Leichtfüßig trabte sie aus dem Haus, öffnete die Gartenpforte, lief den Lerchenweg hinunter, bog nach rechts auf die Huntestraße ab, vorbei am Schulzentrum in Richtung Fluss.
Gerhard wartete bereits vor der Brücke. Der große, schlanke Gerhard mit dem dunklen dichten Haar und dem charmanten Lächeln. Sie trafen sich immer ganz zufällig, beim abendlichen Dauerlauf zum Tilly-See, waren nie verabredet, aber Gudrun wäre enttäuscht gewesen, hätte er nicht an der Brücke auf sie gewartet.
»Hi«, sagte er und küsste sie rechts und links auf die Wange. »Du siehst wieder umwerfend aus.«
Wie lange hatte Wolf-Dieter ihr kein Kompliment mehr gemacht. Er nahm sie ja gar nicht mehr wahr. Wie hatte er sie verwöhnt, als er vor über 10 Jahren um sie geworben hatte. Und sie hatte sich wohlgefühlt in den Armen des lebenserfahrenen Mannes. Gut verdient hatte er. War erfolgreich in seinem Beruf. Und bei den Frauen. Ein Womanizer. Doch wofür interessierte er sich heute? Für Bier, fettes Essen, den Fernseher.
»So nachdenklich heute? «, fragte Gerhard und strich ihr leicht über den Arm.
»Nein, nein«, sagte Gudrun und ein wohliges Gefühl durchströmte sie. »Es ist nichts. Mein Mann macht mir Sorgen.«
»Ist er krank?« Gerhard schien nicht wirklich besorgt.
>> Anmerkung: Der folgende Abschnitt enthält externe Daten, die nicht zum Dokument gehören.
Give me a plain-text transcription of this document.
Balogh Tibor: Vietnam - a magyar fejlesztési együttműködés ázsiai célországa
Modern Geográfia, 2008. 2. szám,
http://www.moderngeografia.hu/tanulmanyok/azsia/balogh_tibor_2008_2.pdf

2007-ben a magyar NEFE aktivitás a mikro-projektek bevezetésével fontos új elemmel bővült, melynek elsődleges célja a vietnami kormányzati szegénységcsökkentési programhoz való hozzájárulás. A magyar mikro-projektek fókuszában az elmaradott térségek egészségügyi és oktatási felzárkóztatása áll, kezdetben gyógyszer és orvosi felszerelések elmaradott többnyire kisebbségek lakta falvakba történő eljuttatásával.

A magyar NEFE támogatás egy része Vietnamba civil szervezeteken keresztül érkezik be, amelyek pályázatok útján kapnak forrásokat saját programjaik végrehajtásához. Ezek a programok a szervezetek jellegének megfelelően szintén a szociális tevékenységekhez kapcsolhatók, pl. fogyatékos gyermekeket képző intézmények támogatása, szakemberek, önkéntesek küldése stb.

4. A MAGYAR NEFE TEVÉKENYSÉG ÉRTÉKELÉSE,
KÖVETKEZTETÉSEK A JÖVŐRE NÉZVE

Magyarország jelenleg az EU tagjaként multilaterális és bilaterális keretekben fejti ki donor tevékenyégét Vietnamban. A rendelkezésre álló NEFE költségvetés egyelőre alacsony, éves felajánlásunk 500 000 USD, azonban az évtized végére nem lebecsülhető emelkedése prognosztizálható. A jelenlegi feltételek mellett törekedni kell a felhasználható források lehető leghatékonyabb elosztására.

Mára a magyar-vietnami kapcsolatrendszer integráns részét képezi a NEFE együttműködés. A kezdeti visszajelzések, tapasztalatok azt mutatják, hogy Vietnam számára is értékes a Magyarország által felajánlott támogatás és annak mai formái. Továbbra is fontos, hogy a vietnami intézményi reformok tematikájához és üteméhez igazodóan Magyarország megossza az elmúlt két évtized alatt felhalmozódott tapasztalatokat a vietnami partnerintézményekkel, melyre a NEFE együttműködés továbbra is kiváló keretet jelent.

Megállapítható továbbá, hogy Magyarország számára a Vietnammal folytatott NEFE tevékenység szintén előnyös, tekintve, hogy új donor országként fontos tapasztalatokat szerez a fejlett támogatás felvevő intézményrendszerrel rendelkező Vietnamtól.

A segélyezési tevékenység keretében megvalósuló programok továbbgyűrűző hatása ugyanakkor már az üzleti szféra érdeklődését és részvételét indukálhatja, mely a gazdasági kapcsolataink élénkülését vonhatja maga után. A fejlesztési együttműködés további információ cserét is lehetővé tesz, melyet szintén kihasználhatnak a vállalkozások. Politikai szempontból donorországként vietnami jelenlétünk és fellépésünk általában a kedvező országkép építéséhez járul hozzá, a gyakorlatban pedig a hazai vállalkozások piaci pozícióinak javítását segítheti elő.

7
»Sein Herz«, sagte sie. »Das will nicht mehr so recht. Er ist ja auch so viele Jahre älter als ich.«
Meine Güte, was tat sie da, verschaffte sie sich schon ein Alibi? Sie trabten zusammen los, und Gudrun hob das Tempo an. Wie locker Gerhard neben ihr herlief. Wie intensiv seine blauen Augen sie angeschaut hatten. Er mochte sie, da gab es keinen Zweifel. Sie gehörte nicht zum alten Eisen, auch wenn er einige Jährchen jünger war als sie. Sie war immer noch eine begehrenswerte Frau. Wie sie dieses Gefühl genoss.
Nach dem langen Winter war es endlich Frühling geworden. Das Gras war grün. Überall Gänseblümchen. Schafe grasten auf eingezäunten Deichabschnitten. Lämmer stakten tapsig neben ihren Müttern her, versuchten ungeschickt, an die Milchquelle zu kommen.
Sie liefen am rechten Ufer der Hunte nach Norden, überquerten ein paar Kilometer später eine kleine Fußgängerbrücke, trabten einen feuchten Waldweg entlang. Atemlos ließen sie sich auf einem Baumstamm nieder, direkt am Ufer des Tilly-Sees. Schweigend saß sie neben Gerhard, fühlte ihren Atem ruhiger werden, nahm einen Schluck aus seiner Wasserflasche und schaute auf die spiegelnde Fläche des Sees. Dass Kribbeln auf der Haut verstärkte sich, als er seinen Arm und ihre Schultern legte.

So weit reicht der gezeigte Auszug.